Melakukan Segala yang Mungkin

Saat malam tiba di Zhonghai, lampu-lampu jalanan kota menyala. Namun jam kerja normal diperpanjang karena krisis besar yang dihadapi oleh Yu Lei International, di mana para karyawan mereka tidak dianjurkan untuk pulang tepat waktu. Di tengah semua itu, ada Mo Qianni. Dia berusaha memadamkan semua masalah yang muncul.

Lin Ruoxi mengangkat telepon, dan sebelum Mo Qianni sempat berbicara, dia bertanya, “Nasdaq sudah buka sekarang, bagaimana situasinya?”

Mo Qianni melalui telepon terdengar lelah dan cemas. “Bagaimana saya harus menjelaskannya? Situasinya jauh lebih buruk dari yang diperkirakan.”

“Saya di sini di perusahaan. Akan segera ke sana. Untuk sekarang, jelaskan saja situasinya secara kasar,” jawab Lin Ruoxi.

“Hanya beberapa menit setelah pasar saham dibuka, harga saham kami telah anjlok hampir delapan persen dan masih terus turun. Banyak yang membanjiri pasar dengan saham kami.”

Lin Ruoxi mengerutkan kening melihat kondisi yang tiba-tiba memburuk. “Secepat itu ya…”

Mo Qianni menghela napas, “Aku tidak tahu berita keuangan terbaru sebelumnya, tetapi rupanya laporan keuangan Amerika menunjukkan kinerja yang buruk selama beberapa hari terakhir. Dow Jones Industrial Average telah turun hampir satu persen, sementara Indeks S&P 500 dan Nasdaq Composite juga berada pada titik terendah yang sama. Semua orang sangat waspada terhadap situasi pasar saham saat ini. Tidak butuh waktu lama bagi orang banyak untuk menyadari bahwa ada sesuatu yang tidak beres.”

Lin Ruoxi menggenggam ponselnya erat-erat sambil menjawab, “Baiklah, cobalah untuk tidak melakukan tindakan balasan apa pun saat ini. Aku akan kembali untuk menangani tugas-tugas yang tersisa. Qianni, aku butuh kau untuk meyakinkan karyawan kita bahwa kita baik-baik saja.”

“Baik, tolong segera kembali. Aku hampir gila. Li Minghe itu meninggalkan semua tanggung jawabnya kepadaku pada saat kritis ini dan dia tidak terlihat di mana pun.” Mo Qianni merasa cemas.

Lin Ruoxi melirik Yang Chen sebelum memberikan perintah terakhirnya dan mengakhiri panggilan.

Saat mobil memasuki tempat parkir, Lin Ruoxi melepaskan sabuk pengamannya dan berkata, “Aku butuh kau pergi ke kantor polisi untuk membawa Mingyu kembali. Aku tahu ini mungkin terlihat buruk, tapi sekarang, aku butuh bantuannya di sini jika kita ingin punya kesempatan untuk pulih dari kekacauan ini.”

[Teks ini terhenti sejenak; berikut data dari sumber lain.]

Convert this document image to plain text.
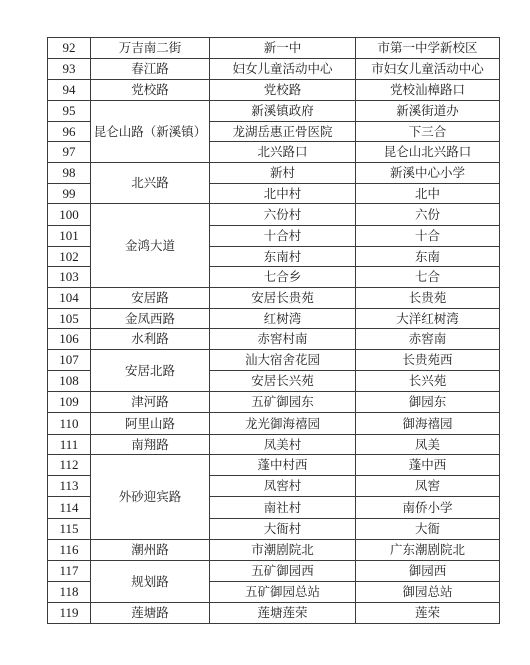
92	万吉南二街	新一中	市第一中学新校区
93	春江路	妇女儿童活动中心	市妇女儿童活动中心
94	党校路	党校路	党校汕樟路口
95	昆仑山路（新溪镇）	新溪镇政府	新溪街道办
96		龙湖岳惠正骨医院	下三合
97		北兴路口	昆仑山北兴路口
98	北兴路	新村	新溪中心小学
99		北中村	北中
100	金鸿大道	六份村	六份
101		十合村	十合
102		东南村	东南
103		七合乡	七合
104	安居路	安居长贵苑	长贵苑
105	金凤西路	红树湾	大洋红树湾
106	水利路	赤窖村南	赤窖南
107	安居北路	汕大宿舍花园	长贵苑西
108		安居长兴苑	长兴苑
109	津河路	五矿御园东	御园东
110	阿里山路	龙光御海禧园	御海禧园
111	南翔路	凤美村	凤美
112	外砂迎宾路	蓬中村西	蓬中西
113		凤窖村	凤窖
114		南社村	南侨小学
115		大衙村	大衙
116	潮州路	市潮剧院北	广东潮剧院北
117	规划路	五矿御园西	御园西
118		五矿御园总站	御园总站
119	莲塘路	莲塘莲荣	莲荣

Yang Chen jelas bukan seorang profesional di bidang keuangan dan ekonomi, tetapi dia memahami urgensi situasi tersebut yang membuatnya mengangguk setuju. “Kau tidak perlu khawatir. Jika perusahaan bangkrut, kau masih bisa mengandalkan aku.”

Lin Ruoxi memutar matanya mendengar kata-kata manisnya. “Kaulah yang seharusnya tenang. Berapa pun kerugian yang kualami, aku tidak akan pernah meminta biaya hidup darimu.”

Setelah menyelesaikan kalimatnya, dia melompat keluar dari mobil dan berlari kecil menuju lift.

“Sungguh wanita yang kuat dan mandiri,” gumam Yang Chen dengan gembira sambil menggelengkan kepalanya. Setelah mengantar Lin Ruoxi pergi, ia menurunkan jendela mobil dan memberi isyarat kepada seseorang di sudut yang gelap.

Di sudut teduh tempat parkir, Fanny tampak mengangguk samar-samar menanggapi perintahnya, tentu saja untuk mengawasi Lin Ruoxi selama ketidakhadirannya.

Yang Chen tahu kecil kemungkinan ada orang yang datang saat ini dan mengancam keselamatan Lin Ruoxi di siang bolong, tetapi pencegahan lebih baik daripada pengobatan. Terlebih lagi, dengan Fanny bertindak sebagai mata-mata, situasi buruk apa pun yang terjadi, ia akan kembali dalam sekejap.

Tak lama kemudian, ia mengemudi menuju kantor polisi. Meskipun itu tugas kecil yang pasti bisa ia serahkan kepada orang lain, ia ingin menjadi orang yang secara pribadi mengantar Liu Mingyu keluar dari kantor polisi.

Di tengah jalan, ponselnya mulai bergetar.

Yang Chen mengangkat telepon, dan itu Molin di ujung telepon.

“Menemukan sesuatu?” Yang Chen ingin mendengar tentang latar belakang Li Minghe secara detail.

Molin menjawab dengan iya dan dengan sedikit rasa tak percaya, ia berkata, “Yang Mulia, saya harus mengakui bahwa saya sedikit kagum dengan hasilnya. Latar belakang Li Minghe yang sebenarnya jauh lebih rumit dari yang diperkirakan, mulai dari kakek buyutnya. Tampaknya ia dan Anda memiliki beberapa kesamaan.”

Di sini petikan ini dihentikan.